Port Authority The Port Authority of New York and New Jersey leased the Idlewild property from the City of New York in 1947 and maintains this lease today. The first flight from Idlewild was on July 1, 1948; the opening ceremony was attended by then U.S. President Harry S. Truman. The Port Authority canceled foreign airlines' permits to use LaGuardia, forcing them to move to Idlewild during the next couple of years. Idlewild opened with six runways and a seventh under construction. The Port of New York Authority originally planned a single 55-gate terminal, but the major airlines did not agree with this plan, arguing that the terminal would be far too small for future traffic. Architect Wallace Harrison then designed a plan for each major airline at the airport to be given its own space to develop its own terminal.
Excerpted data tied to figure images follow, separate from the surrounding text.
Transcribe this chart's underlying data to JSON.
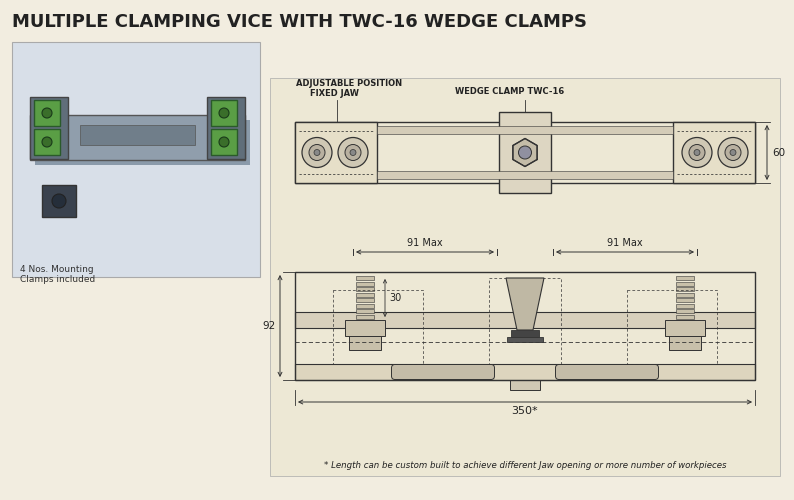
{
  "title": "MULTIPLE CLAMPING VICE WITH TWC-16 WEDGE CLAMPS",
  "title_fontsize": 13,
  "bg_color": "#f2ede0",
  "drawing_bg": "#ede8d5",
  "line_color": "#333333",
  "text_color": "#222222",
  "footnote": "* Length can be custom built to achieve different Jaw opening or more number of workpieces",
  "label_adj_pos": "ADJUSTABLE POSITION\n      FIXED JAW",
  "label_wedge": "WEDGE CLAMP TWC-16",
  "dim_60": "60",
  "dim_91_max_left": "91 Max",
  "dim_91_max_right": "91 Max",
  "dim_30": "30",
  "dim_92": "92",
  "dim_350": "350*",
  "photo_caption": "4 Nos. Mounting\nClamps included",
  "photo_bg": "#dde4ec",
  "jaw_color": "#e6dfc8",
  "bar_color": "#d8d0bc"
}
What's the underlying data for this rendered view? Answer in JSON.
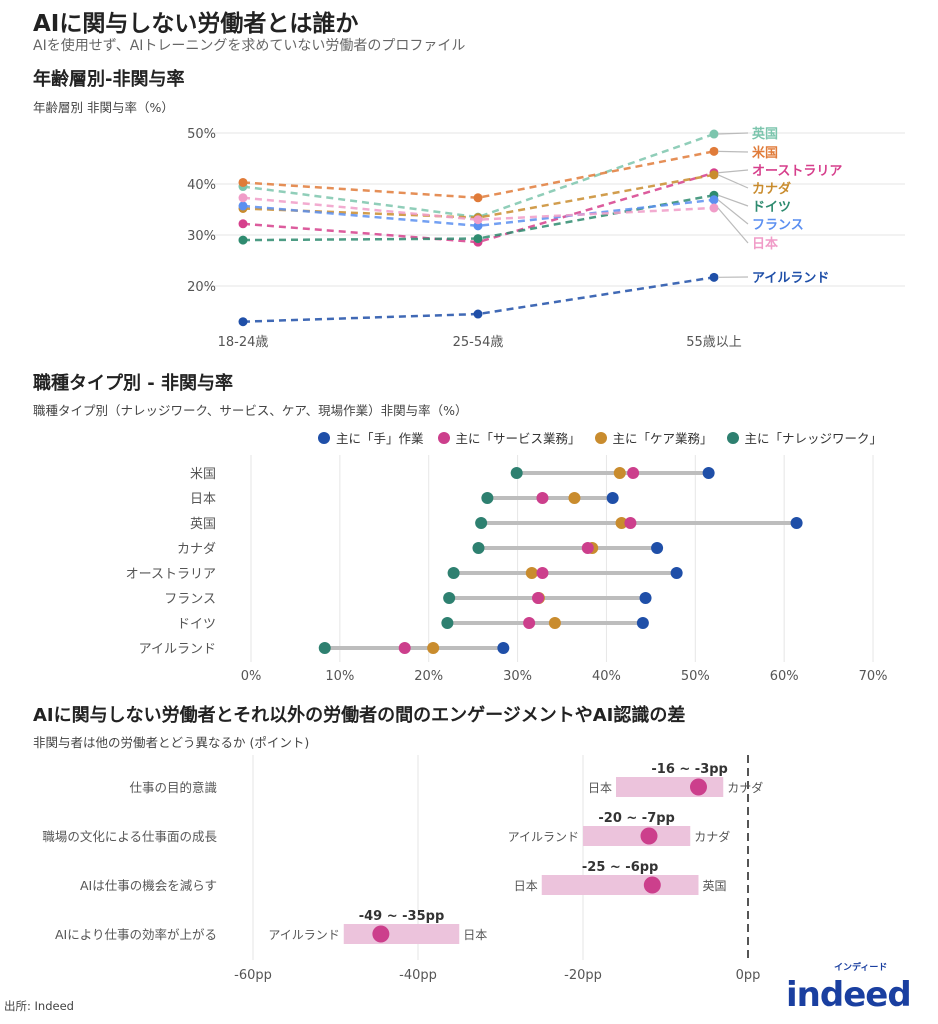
{
  "header": {
    "title": "AIに関与しない労働者とは誰か",
    "subtitle": "AIを使用せず、AIトレーニングを求めていない労働者のプロファイル"
  },
  "chart_data": [
    {
      "type": "line",
      "title": "年齢層別-非関与率",
      "ylabel": "年齢層別 非関与率（%）",
      "categories": [
        "18-24歳",
        "25-54歳",
        "55歳以上"
      ],
      "yticks": [
        "20%",
        "30%",
        "40%",
        "50%"
      ],
      "ylim": [
        12,
        52
      ],
      "grid": true,
      "legend": "right-end labels",
      "series": [
        {
          "name": "英国",
          "color": "#7cc5ad",
          "values": [
            39.5,
            33.5,
            49.8
          ]
        },
        {
          "name": "米国",
          "color": "#e07b39",
          "values": [
            40.3,
            37.3,
            46.4
          ]
        },
        {
          "name": "オーストラリア",
          "color": "#d63f8c",
          "values": [
            32.2,
            28.6,
            42.2
          ]
        },
        {
          "name": "カナダ",
          "color": "#c98c2e",
          "values": [
            35.2,
            33.4,
            41.8
          ]
        },
        {
          "name": "ドイツ",
          "color": "#2e8b6f",
          "values": [
            29.0,
            29.3,
            37.8
          ]
        },
        {
          "name": "フランス",
          "color": "#5b8ff0",
          "values": [
            35.7,
            31.8,
            36.9
          ]
        },
        {
          "name": "日本",
          "color": "#f09cc8",
          "values": [
            37.3,
            33.0,
            35.3
          ]
        },
        {
          "name": "アイルランド",
          "color": "#1f4fa8",
          "values": [
            13.0,
            14.5,
            21.7
          ]
        }
      ]
    },
    {
      "type": "dumbbell",
      "title": "職種タイプ別 - 非関与率",
      "subtitle": "職種タイプ別（ナレッジワーク、サービス、ケア、現場作業）非関与率（%）",
      "categories": [
        "米国",
        "日本",
        "英国",
        "カナダ",
        "オーストラリア",
        "フランス",
        "ドイツ",
        "アイルランド"
      ],
      "xticks": [
        "0%",
        "10%",
        "20%",
        "30%",
        "40%",
        "50%",
        "60%",
        "70%"
      ],
      "xlim": [
        0,
        70
      ],
      "grid": true,
      "legend": "top",
      "series": [
        {
          "name": "主に「手」作業",
          "color": "#1f4fa8",
          "values": [
            51.5,
            40.7,
            61.4,
            45.7,
            47.9,
            44.4,
            44.1,
            28.4
          ]
        },
        {
          "name": "主に「サービス業務」",
          "color": "#cc3f8c",
          "values": [
            43.0,
            32.8,
            42.7,
            37.9,
            32.8,
            32.3,
            31.3,
            17.3
          ]
        },
        {
          "name": "主に「ケア業務」",
          "color": "#c98c2e",
          "values": [
            41.5,
            36.4,
            41.7,
            38.4,
            31.6,
            32.4,
            34.2,
            20.5
          ]
        },
        {
          "name": "主に「ナレッジワーク」",
          "color": "#2e8070",
          "values": [
            29.9,
            26.6,
            25.9,
            25.6,
            22.8,
            22.3,
            22.1,
            8.3
          ]
        }
      ]
    },
    {
      "type": "range",
      "title": "AIに関与しない労働者とそれ以外の労働者の間のエンゲージメントやAI認識の差",
      "subtitle": "非関与者は他の労働者とどう異なるか (ポイント)",
      "xticks": [
        "-60pp",
        "-40pp",
        "-20pp",
        "0pp"
      ],
      "xlim": [
        -60,
        0
      ],
      "color": "#cc3f8c",
      "rows": [
        {
          "label": "仕事の目的意識",
          "min": -16,
          "max": -3,
          "mid": -6,
          "range_label": "-16 ~ -3pp",
          "min_country": "日本",
          "max_country": "カナダ"
        },
        {
          "label": "職場の文化による仕事面の成長",
          "min": -20,
          "max": -7,
          "mid": -12,
          "range_label": "-20 ~ -7pp",
          "min_country": "アイルランド",
          "max_country": "カナダ"
        },
        {
          "label": "AIは仕事の機会を減らす",
          "min": -25,
          "max": -6,
          "mid": -11.6,
          "range_label": "-25 ~ -6pp",
          "min_country": "日本",
          "max_country": "英国"
        },
        {
          "label": "AIにより仕事の効率が上がる",
          "min": -49,
          "max": -35,
          "mid": -44.5,
          "range_label": "-49 ~ -35pp",
          "min_country": "アイルランド",
          "max_country": "日本"
        }
      ]
    }
  ],
  "footer": {
    "source": "出所: Indeed",
    "logo_text": "indeed",
    "logo_kana": "インディード"
  }
}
This scheme made construction more practical, made terminals more navigable, and introduced incentives for airlines to compete with each other for the best design. The revised plan met airline approval in 1955, with seven terminals initially planned. Five terminals were for individual airlines, one was for three airlines, and one was for international arrivals.
The airport had to be modified in the late 1960s to accommodate the Boeing 747's weight. The International Arrivals Building, or IAB, was the first new terminal at the airport, opening in December 1957. The building was designed by Skidmore, Owings and Merrill. The terminal stretched nearly 2,300 feet and was parallel to runway 7R. The terminal had "finger" piers at right-angles to the main building allowing more aircraft to park, an innovation at the time. The building was expanded in 1970 to accommodate jetways. However, by the 1990s the overcrowded building was showing its age and it did not provide adequate space for security checkpoints. It was demolished in 2000 and replaced with Terminal 4.
AirTrain Construction of the AirTrain JFK rapid-transit system began in 1998, after decades of planning for a direct rail link to the airport. Although the system was originally scheduled to open in 2002, it opened on December 17, 2003 after delays caused by construction and a fatal crash. The rail network links each airport terminal to the New York City Subway and the Long Island Rail Road at Howard Beach and Jamaica. As Terminal 4 was built during the construction of the AirTrain, the AirTrain station was built inside the terminal building. Other AirTrain stations are built across from terminal buildings. Delta Air Lines has also moved much of its operations to T4, as it expands operations beyond T2, with T3 now closed. Concourse A serves as the stopping location for Asian and some European airlines, whereas Concourse B is made up of Delta flights, and a number of Asian and some European airlines.